In conjunction with finalizing the acquisition, Harley-Davidson has named Matt Levatich as Managing Director of MV Agusta Group. Levatich, 43, joined Harley-Davidson in 1994 and has served in a variety of roles, including significant positions in Harley-Davidson Europe sales and marketing, based in England. He headed Harley-Davidson materials management as Vice President for four years and most recently was Vice President and General Manager of Parts and Accessories and Custom Vehicle Operations.

Company Background
Harley-Davidson, Inc. is the parent company for the group of companies doing business as Harley-Davidson Motor Company (HDMC), Buell Motorcycle Company (Buell), Harley-Davidson Financial Services (HDFS) and MV Agusta Group (MVAG). Harley-Davidson Motor Company produces heavyweight motorcycles and offers a line of
motorcycle parts, accessories, general merchandise and related services. HDMC manufactures five families of motorcycles: Touring, Dyna®,Softail ®, Sportster ® and VRSC™. Buell produces premium sport performance motorcycles and offers a line of motorcycle parts, accessories, and apparel. HDFS provides wholesale and retail financing and insurance programs primarily to Harley-Davidson and Buell dealers and customers. MVAG produces premium, high-performance sport motorcycles sold under the MV Agusta brand and lightweight sport motorcycles sold under the Cagiva brand.

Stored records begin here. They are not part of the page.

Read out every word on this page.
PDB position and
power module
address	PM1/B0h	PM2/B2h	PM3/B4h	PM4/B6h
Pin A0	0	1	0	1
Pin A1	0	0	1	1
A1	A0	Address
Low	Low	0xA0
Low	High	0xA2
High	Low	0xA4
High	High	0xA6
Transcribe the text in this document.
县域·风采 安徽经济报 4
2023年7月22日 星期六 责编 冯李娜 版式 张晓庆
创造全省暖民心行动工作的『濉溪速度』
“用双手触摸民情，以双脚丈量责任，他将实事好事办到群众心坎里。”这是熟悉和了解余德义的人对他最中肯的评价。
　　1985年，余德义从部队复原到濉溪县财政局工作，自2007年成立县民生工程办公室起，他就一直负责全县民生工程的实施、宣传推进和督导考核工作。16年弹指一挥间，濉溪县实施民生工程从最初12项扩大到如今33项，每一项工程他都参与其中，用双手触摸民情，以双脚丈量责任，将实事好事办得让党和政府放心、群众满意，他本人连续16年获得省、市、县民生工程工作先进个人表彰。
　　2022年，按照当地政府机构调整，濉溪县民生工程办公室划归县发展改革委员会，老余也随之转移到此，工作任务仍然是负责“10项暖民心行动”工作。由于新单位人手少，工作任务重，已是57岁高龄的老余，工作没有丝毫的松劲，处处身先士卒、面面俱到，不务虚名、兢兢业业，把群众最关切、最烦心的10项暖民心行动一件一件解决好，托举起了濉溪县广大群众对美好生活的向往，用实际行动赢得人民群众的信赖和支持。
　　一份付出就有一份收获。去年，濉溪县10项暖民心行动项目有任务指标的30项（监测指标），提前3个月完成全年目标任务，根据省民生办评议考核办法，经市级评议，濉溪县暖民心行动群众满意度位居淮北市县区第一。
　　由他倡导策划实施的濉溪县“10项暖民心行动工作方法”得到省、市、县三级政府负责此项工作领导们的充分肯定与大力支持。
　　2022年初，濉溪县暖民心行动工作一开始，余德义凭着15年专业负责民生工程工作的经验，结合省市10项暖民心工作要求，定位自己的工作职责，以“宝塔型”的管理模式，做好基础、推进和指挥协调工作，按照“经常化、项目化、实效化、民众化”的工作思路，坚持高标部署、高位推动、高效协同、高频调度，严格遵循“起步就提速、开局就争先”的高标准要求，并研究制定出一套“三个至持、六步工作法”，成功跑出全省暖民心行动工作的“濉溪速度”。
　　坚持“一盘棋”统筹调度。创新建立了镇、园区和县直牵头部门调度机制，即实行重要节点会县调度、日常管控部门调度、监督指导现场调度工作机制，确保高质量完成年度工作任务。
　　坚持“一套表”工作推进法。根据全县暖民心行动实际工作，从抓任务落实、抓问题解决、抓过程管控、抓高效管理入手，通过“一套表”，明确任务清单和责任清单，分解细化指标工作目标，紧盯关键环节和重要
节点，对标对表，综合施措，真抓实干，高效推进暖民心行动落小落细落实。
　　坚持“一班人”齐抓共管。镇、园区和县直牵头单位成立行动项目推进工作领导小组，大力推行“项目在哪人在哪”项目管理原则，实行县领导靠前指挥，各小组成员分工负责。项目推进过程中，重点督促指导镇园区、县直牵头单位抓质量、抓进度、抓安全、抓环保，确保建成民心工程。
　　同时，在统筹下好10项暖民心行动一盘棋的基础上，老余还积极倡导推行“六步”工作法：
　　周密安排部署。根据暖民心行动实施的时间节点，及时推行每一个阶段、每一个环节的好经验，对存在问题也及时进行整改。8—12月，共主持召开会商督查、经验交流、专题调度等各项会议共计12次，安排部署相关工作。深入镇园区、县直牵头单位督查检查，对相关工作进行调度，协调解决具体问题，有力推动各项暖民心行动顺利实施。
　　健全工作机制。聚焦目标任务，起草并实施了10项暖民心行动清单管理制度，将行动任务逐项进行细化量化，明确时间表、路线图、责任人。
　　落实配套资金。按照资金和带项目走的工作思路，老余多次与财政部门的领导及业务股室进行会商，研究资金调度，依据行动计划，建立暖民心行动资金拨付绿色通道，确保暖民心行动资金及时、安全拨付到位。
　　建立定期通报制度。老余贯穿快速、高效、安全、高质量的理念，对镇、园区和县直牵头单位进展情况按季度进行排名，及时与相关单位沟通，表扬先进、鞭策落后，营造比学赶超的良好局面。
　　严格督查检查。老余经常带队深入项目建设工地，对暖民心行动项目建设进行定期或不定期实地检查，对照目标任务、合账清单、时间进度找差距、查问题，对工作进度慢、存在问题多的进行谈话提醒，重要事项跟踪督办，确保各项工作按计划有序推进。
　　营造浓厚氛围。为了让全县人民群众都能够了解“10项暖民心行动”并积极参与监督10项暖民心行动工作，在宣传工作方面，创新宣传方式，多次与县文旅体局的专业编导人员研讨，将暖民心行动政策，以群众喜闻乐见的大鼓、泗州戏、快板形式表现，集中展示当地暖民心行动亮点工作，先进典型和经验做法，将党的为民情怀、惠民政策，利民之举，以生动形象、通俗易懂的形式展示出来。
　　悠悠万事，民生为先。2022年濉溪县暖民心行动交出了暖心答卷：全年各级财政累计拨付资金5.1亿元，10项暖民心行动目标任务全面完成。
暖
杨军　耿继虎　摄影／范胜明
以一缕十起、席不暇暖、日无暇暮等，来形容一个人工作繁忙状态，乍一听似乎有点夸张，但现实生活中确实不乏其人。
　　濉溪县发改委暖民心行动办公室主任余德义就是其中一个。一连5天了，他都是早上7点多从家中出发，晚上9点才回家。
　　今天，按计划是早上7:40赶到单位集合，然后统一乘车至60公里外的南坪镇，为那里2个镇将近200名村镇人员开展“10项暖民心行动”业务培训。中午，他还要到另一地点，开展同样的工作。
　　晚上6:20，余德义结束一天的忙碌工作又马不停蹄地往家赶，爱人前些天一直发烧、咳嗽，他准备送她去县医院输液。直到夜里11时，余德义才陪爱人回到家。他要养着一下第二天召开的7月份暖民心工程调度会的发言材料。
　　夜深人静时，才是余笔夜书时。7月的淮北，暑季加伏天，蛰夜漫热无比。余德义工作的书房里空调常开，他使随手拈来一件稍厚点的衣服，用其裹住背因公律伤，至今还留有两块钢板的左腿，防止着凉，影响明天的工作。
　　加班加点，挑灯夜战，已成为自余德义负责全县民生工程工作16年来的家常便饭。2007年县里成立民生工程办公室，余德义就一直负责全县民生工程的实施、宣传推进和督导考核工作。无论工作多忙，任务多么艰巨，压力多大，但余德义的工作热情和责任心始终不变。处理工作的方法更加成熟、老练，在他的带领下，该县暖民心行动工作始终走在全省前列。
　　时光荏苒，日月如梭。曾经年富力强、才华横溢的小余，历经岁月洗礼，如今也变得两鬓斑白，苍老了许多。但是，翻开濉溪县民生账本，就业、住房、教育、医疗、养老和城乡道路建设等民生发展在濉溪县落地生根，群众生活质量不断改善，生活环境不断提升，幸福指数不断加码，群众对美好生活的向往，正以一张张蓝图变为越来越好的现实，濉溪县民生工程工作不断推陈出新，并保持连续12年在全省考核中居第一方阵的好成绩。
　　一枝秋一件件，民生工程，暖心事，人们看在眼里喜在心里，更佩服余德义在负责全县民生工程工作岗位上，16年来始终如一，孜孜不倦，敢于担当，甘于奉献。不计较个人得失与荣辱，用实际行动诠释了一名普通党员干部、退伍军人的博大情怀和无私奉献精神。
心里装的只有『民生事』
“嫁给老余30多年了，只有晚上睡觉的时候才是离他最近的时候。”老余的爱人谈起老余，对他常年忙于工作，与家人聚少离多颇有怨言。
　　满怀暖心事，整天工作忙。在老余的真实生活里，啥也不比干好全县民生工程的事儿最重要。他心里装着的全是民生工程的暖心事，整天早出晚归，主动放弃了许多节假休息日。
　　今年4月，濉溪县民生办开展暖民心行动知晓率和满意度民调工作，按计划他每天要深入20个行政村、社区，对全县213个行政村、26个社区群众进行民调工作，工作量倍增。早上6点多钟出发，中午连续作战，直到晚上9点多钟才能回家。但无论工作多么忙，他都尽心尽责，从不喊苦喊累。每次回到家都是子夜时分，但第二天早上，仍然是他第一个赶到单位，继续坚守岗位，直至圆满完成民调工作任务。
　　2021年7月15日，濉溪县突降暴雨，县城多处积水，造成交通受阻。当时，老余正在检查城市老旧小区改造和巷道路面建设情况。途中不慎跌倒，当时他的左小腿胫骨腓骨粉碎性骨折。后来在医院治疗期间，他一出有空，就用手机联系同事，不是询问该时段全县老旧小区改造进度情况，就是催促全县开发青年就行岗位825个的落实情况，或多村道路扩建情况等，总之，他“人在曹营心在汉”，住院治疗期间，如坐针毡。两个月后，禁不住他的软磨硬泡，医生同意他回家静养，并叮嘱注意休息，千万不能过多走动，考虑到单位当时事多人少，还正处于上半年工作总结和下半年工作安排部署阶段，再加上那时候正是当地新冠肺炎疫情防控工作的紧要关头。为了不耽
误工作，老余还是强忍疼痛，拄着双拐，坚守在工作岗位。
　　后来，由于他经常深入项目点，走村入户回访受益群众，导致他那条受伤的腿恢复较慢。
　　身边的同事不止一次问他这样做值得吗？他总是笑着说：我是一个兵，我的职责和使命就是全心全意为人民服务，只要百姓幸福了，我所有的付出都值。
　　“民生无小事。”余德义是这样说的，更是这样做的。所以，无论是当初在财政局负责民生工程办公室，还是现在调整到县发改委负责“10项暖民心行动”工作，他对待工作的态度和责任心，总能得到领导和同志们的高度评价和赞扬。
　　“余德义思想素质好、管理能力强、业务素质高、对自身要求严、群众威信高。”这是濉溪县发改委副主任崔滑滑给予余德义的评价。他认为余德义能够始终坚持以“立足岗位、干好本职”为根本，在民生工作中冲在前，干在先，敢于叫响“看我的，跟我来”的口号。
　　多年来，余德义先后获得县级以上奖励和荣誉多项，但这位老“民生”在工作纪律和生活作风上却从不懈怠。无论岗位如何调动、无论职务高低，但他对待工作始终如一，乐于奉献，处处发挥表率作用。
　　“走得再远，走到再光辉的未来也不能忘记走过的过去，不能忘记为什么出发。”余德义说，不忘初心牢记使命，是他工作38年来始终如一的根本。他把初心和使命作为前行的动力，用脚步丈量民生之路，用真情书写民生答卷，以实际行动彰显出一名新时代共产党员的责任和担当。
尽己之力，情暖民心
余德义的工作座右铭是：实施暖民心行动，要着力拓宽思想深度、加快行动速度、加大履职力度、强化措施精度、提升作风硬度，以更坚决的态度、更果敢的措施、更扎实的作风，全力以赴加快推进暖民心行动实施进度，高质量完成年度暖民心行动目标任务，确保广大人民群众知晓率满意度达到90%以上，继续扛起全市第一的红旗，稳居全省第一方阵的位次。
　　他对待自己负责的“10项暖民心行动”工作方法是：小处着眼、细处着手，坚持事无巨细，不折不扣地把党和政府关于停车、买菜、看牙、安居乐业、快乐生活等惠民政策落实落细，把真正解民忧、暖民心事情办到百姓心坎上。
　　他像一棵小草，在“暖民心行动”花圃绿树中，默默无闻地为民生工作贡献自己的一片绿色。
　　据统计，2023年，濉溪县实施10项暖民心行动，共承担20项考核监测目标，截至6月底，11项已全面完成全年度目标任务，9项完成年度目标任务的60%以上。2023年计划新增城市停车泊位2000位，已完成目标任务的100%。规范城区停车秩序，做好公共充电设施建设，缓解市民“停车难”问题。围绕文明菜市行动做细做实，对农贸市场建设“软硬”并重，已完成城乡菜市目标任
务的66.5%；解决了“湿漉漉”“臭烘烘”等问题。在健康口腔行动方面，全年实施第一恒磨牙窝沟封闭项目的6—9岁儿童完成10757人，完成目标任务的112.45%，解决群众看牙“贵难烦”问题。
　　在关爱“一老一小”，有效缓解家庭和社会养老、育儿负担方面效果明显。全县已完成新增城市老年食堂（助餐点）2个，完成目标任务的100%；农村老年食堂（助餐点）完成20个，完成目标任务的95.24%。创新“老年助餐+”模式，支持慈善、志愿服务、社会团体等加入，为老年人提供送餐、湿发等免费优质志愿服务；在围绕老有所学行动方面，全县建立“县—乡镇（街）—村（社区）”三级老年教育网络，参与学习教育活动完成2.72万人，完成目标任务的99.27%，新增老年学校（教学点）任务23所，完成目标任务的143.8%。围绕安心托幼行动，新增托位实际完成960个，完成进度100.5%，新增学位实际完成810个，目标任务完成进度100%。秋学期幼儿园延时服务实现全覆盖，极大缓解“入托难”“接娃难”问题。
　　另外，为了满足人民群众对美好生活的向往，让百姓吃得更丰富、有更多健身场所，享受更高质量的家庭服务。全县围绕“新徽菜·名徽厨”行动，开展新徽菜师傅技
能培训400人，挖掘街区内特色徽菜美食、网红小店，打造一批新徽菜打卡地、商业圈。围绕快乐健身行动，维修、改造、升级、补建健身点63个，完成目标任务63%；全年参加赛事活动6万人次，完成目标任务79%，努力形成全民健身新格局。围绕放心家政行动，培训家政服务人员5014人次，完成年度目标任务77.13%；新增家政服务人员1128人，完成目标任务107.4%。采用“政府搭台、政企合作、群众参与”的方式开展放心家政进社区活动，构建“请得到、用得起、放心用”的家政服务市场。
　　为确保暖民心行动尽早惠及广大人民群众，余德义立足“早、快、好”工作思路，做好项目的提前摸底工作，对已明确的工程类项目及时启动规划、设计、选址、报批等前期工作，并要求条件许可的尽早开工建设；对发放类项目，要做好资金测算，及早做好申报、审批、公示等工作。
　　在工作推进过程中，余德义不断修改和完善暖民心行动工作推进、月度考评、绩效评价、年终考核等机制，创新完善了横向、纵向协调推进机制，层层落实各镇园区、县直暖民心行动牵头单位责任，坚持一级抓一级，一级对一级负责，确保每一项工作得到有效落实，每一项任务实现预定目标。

Forward-Looking Statements
Harley-Davidson, Inc. intends that certain matters discussed in this release are "forward-looking statements" intended to qualify for the safe harbor from liability established by the Private Securities Litigation Reform Act of 1995. These forward-looking statements can generally be identified as such because the context of the statement will include words such as Harley "believes," "anticipates," "expects," "plans," or "estimates" or words of similar meaning. Similarly, statements that describe future plans, objectives, outlooks, targets, guidance or goals are also forward-looking statements. Such forward-looking statements are subject to certain risks and uncertainties that could cause actual results to differ
materially from those anticipated as of the date of this release. Certain risks and uncertainties are described below. Shareholders, potential investors, and other readers are urged to consider these factors in evaluating the forward-looking statements and cautioned not to place undue reliance on such forward-looking statements. The forward-looking statements included in this release are only made as of the date of this release, and Harley-Davidson, Inc. disclaims any obligation to publicly update such forward-looking statements to reflect subsequent events or circumstances.

In addition, Harley-Davidson financed a portion of the consideration by borrowing funds and its level of indebtedness increased as a result, which may cause Harley-Davidson to incur additional interest expense and limit Harley-Davidson's ability to obtain additional financing. It could also increase Harley-Davidson's exposure to general adverse economic and industry conditions and adversely impact Harley-Davidson, Inc.'s earnings per share. Furthermore, Harley-Davidson may have challenges successfully integrating or profitably operating the business of MV Agusta Group.